Which, yeah, fair to worry about. Not accurate in this case, but very fair.
So here's the thing: I really, really don't want to create some monetized mess that only the monied can afford to play around with. I've seen communities like the ones MTW aims to support founder (several times) on the inequality of "Such-and-so is paying for the MUD server, so they get their say in the fiction, because nobody else wants to pony up the cost."
Not to toot my own horn, but I am pretty darn savvy at the AWS ecosystem, and as I've pursued this project I have done so always by finding the nooks and crannies where AWS isn't making very much money: Make The World is built entirely on the interstitial scale-to-zero microservices that exist to connect the big money-makers to each other. That means that everything about the system, top to bottom, scales sub-linearly with usage: Twice as many users cost substantially less than twice as much, and when nobody is using the system (which is the basic reality for communities just starting up), the costs over time are measured in double-digit pennies per month. The goal, even with AI involved, is to create a system that anybody can afford to experiment with, and which doesn't cost more than about ten dollars per month to host until you're serving a community of dozens, if not hundreds, of people.

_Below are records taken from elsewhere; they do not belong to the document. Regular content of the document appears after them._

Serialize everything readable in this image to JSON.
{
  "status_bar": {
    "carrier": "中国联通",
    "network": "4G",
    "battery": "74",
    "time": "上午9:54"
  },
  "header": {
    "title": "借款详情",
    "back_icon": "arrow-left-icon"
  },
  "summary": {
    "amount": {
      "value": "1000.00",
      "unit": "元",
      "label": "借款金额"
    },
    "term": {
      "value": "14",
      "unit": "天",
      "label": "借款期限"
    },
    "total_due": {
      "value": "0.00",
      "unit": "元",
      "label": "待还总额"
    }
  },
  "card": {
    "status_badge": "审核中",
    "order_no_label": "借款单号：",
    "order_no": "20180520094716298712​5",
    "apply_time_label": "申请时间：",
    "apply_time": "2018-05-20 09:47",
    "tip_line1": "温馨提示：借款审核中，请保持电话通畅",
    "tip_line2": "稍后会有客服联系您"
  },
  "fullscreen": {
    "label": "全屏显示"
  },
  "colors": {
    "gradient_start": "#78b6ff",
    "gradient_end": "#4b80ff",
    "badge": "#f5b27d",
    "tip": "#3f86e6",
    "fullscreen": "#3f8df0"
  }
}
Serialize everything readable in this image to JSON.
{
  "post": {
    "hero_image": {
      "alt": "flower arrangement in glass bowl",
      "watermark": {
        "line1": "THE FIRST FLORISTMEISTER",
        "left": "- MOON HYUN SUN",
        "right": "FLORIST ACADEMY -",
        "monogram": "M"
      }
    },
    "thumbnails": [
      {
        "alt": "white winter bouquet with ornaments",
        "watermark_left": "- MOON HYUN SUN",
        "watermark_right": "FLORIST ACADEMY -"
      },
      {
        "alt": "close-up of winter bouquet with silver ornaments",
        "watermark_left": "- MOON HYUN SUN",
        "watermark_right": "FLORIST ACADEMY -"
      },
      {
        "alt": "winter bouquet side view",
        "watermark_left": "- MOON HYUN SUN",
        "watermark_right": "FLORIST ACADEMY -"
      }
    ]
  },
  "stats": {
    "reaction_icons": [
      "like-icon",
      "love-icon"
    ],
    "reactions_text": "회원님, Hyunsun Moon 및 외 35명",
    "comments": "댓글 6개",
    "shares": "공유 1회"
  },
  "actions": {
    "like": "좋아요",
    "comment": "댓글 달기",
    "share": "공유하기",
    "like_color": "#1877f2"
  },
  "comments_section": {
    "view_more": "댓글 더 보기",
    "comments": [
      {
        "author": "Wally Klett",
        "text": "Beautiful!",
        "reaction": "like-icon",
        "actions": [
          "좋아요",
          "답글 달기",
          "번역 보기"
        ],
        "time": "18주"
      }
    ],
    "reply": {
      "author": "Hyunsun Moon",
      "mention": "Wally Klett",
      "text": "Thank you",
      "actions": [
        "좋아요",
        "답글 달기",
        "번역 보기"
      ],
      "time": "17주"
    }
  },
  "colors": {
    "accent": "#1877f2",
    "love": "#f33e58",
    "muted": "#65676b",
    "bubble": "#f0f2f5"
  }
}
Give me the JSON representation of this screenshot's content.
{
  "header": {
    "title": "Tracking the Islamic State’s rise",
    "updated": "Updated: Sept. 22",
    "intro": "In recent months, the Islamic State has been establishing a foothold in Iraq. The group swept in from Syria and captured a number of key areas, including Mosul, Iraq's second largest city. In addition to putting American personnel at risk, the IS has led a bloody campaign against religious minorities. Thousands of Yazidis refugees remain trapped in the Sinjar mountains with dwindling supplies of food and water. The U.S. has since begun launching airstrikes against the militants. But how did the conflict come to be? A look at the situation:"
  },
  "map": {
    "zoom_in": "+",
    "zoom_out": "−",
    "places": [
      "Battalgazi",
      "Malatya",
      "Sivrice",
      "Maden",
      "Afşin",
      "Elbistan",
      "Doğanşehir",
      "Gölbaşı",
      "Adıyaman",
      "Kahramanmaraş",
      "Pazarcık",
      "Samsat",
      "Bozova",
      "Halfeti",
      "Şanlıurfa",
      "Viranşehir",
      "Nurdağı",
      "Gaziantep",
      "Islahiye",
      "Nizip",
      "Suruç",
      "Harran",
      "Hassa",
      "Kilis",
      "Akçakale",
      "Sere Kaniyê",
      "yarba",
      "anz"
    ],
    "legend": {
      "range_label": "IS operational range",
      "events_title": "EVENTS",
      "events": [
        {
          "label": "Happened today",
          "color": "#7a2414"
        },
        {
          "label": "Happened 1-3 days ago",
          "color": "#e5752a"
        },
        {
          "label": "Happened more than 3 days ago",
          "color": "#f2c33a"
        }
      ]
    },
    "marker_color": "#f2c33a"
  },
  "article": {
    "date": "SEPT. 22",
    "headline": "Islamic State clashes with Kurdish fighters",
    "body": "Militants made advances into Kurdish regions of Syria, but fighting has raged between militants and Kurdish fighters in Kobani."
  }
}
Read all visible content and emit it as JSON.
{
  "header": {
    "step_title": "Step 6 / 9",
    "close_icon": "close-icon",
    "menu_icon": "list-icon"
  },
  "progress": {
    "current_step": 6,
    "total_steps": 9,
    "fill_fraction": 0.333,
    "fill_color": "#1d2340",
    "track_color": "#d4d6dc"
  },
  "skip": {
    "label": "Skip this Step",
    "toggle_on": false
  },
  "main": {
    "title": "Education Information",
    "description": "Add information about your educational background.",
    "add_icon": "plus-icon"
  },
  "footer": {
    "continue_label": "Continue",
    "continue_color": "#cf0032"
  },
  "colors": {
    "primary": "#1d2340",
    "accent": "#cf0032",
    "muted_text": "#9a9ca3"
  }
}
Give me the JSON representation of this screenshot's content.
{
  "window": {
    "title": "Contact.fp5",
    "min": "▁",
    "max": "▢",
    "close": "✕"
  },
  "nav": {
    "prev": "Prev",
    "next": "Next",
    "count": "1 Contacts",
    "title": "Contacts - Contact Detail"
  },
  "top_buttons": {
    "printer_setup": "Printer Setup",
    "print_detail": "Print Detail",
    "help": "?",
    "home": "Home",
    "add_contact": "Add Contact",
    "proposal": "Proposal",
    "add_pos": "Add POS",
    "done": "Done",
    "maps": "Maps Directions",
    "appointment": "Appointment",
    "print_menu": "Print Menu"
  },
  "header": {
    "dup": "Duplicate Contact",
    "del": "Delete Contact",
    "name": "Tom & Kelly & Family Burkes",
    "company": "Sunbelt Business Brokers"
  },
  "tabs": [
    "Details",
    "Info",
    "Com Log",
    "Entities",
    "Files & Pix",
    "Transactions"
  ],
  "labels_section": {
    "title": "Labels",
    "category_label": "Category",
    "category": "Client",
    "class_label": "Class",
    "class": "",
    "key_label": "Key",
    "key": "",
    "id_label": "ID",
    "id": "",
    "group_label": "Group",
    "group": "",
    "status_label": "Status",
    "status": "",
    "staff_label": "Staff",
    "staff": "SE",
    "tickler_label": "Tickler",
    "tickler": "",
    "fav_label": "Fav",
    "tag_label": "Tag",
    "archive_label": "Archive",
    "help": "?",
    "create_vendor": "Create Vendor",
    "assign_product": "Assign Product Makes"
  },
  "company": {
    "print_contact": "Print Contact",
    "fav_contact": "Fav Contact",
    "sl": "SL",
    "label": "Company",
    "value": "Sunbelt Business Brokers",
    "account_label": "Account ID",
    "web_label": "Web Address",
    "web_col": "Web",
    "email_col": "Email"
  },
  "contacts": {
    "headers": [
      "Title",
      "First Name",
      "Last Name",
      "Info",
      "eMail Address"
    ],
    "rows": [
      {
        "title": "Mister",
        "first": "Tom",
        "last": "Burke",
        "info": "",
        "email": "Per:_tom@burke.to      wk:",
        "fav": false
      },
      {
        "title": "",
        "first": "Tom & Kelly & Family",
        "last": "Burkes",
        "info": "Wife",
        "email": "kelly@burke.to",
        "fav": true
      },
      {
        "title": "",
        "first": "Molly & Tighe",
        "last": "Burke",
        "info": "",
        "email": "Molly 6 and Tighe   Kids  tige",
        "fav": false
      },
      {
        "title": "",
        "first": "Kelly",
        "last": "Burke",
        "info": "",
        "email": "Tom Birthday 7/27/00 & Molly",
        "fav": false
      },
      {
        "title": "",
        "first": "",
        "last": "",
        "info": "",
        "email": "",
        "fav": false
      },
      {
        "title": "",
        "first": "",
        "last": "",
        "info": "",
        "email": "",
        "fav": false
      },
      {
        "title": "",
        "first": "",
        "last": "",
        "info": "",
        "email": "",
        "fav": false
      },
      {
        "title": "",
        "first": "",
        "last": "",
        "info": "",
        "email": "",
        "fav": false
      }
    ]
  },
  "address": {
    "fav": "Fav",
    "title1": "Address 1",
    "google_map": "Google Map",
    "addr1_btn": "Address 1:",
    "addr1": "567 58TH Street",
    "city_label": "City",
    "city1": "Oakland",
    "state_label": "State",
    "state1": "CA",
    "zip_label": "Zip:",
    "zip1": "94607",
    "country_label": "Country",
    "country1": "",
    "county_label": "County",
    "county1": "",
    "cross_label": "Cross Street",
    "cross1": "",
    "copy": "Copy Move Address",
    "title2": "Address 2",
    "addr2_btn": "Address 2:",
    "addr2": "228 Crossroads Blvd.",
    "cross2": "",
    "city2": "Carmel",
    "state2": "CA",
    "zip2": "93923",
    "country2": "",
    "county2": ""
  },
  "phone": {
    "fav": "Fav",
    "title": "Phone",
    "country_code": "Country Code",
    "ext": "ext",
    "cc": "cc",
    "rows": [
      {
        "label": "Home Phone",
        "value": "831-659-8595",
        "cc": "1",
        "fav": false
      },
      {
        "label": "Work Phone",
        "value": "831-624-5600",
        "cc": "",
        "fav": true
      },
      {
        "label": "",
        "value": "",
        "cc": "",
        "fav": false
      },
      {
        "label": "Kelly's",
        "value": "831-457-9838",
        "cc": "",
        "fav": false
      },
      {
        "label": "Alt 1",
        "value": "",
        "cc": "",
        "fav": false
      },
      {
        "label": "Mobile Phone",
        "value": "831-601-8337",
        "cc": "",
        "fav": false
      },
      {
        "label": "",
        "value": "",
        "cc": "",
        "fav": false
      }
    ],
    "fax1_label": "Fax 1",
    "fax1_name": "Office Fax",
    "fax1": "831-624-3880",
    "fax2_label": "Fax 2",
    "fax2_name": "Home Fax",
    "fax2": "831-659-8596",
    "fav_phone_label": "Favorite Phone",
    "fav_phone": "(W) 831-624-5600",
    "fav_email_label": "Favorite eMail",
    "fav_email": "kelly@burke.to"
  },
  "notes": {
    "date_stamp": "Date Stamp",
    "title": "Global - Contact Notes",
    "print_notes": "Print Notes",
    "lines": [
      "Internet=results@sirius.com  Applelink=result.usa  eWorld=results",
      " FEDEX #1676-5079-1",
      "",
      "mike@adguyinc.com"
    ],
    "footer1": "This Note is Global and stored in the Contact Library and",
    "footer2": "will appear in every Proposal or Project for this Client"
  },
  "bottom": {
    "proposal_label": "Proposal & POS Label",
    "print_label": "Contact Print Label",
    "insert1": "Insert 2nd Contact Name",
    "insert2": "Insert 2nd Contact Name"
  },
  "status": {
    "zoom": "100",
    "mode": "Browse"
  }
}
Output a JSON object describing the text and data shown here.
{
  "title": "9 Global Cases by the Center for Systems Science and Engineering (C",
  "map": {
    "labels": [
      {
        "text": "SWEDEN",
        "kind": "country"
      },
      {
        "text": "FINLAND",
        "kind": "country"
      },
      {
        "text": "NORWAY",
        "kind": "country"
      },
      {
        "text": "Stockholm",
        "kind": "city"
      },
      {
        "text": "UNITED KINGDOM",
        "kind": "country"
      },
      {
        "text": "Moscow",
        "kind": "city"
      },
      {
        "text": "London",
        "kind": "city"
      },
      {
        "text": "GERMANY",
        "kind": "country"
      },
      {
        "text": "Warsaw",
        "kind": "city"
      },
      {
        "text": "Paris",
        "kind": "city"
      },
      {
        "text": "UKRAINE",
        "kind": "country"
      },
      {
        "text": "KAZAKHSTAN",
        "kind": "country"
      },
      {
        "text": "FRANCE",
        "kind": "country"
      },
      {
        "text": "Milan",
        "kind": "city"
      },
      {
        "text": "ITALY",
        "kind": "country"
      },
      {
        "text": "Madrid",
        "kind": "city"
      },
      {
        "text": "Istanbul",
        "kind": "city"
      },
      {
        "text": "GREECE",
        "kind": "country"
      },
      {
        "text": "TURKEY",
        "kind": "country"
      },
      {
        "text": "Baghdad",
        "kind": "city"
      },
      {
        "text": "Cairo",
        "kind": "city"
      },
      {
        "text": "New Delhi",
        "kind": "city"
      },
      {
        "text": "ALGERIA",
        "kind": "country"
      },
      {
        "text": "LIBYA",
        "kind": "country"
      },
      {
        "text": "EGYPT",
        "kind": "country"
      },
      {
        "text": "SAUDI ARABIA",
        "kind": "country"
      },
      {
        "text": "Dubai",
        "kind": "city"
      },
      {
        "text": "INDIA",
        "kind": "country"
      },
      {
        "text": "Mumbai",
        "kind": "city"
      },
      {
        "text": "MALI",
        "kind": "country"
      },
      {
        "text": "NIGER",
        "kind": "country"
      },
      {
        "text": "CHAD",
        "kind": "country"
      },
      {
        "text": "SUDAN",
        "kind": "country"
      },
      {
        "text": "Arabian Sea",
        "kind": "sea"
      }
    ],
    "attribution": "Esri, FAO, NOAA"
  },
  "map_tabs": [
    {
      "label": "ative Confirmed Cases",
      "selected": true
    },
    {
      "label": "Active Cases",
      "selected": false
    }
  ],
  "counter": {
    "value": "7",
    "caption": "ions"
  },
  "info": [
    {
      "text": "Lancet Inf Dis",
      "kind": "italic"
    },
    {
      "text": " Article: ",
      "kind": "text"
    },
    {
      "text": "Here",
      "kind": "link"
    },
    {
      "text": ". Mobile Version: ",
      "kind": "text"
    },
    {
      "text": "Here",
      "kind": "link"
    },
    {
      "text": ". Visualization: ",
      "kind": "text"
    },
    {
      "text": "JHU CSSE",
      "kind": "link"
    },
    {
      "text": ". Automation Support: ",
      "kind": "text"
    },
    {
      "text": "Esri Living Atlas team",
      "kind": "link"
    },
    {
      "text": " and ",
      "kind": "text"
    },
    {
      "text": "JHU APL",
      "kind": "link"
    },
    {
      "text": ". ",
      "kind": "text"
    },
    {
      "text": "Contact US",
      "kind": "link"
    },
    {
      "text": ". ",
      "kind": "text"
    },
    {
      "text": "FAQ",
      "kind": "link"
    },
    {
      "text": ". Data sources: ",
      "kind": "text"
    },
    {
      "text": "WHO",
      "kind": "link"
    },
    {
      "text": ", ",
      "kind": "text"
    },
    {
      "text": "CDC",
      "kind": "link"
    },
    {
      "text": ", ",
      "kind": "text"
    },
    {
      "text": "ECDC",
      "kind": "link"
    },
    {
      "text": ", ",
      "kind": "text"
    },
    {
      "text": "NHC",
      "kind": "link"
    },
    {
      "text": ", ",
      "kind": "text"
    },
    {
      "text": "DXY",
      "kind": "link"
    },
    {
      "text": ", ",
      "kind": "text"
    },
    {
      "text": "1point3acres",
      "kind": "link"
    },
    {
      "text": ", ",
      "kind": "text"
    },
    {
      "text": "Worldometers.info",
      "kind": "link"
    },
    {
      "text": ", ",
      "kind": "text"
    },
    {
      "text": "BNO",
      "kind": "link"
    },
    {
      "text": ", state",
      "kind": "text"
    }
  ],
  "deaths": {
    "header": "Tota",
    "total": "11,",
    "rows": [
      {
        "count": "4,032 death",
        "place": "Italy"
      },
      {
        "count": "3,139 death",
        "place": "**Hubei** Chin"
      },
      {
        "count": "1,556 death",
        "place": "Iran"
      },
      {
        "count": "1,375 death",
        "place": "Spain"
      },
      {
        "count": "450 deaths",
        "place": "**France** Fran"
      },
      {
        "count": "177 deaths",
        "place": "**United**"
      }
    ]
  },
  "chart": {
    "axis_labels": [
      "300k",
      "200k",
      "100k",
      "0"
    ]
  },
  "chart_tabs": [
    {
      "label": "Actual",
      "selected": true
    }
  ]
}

And that is the origin of the real catch: Anything that doesn't fit into that budget has not gone into the system. That means that the AI is slow and limited, the warm-up from hibernation when you're the first user to log on is pretty noticeable, the response time for even simple requests can be triple-digit milliseconds rather than single.
In short, Make The World is a Honda Civic, not a Lamborghini. That's the catch that comes along with not getting on the treadmill of "Make fancier features to justify the runaway costs of the previous fancy features." The system is frugal by design, and it performs like it.
Here are some of the things I'm looking to continue to add as the V2 alpha proceeds toward a beta state:
- Vastly improved AI tooling
- More robust moderation tools, to deal with potential bad actors (spammers, trolls, etc.)
- In-game Objects you can pick up, drop, use, manipulate, give and receive.
- Character-local properties (i.e. differing strengths and weaknesses, different knowledge-bases)
- Asynchronous messaging, to leave folks in-game notes even when they're not present
- Scene requests, to tell people what you'd like to play and what kind of people would help you do it
- Story authoring tools to create automated quests, riddles and events that people can opt into
- Story instancing, so different groups can have their own versions of the same story, and work through them imdependently
If you want to dig even further, here are some gateway links to the rest of Make The World's documentation:
- Create your own MTW service: This is mostly a guide for creating your own AWS account, for the non-technical. If you already have an AWS account, deploying MTW is almost trivial.
- Development Documentation: If you want to develop your own, better, version of the MTW code-base using this as a starting point then the Development Documentation section is where you should start.
This code is made available under a modified MIT license. See the LICENSE file.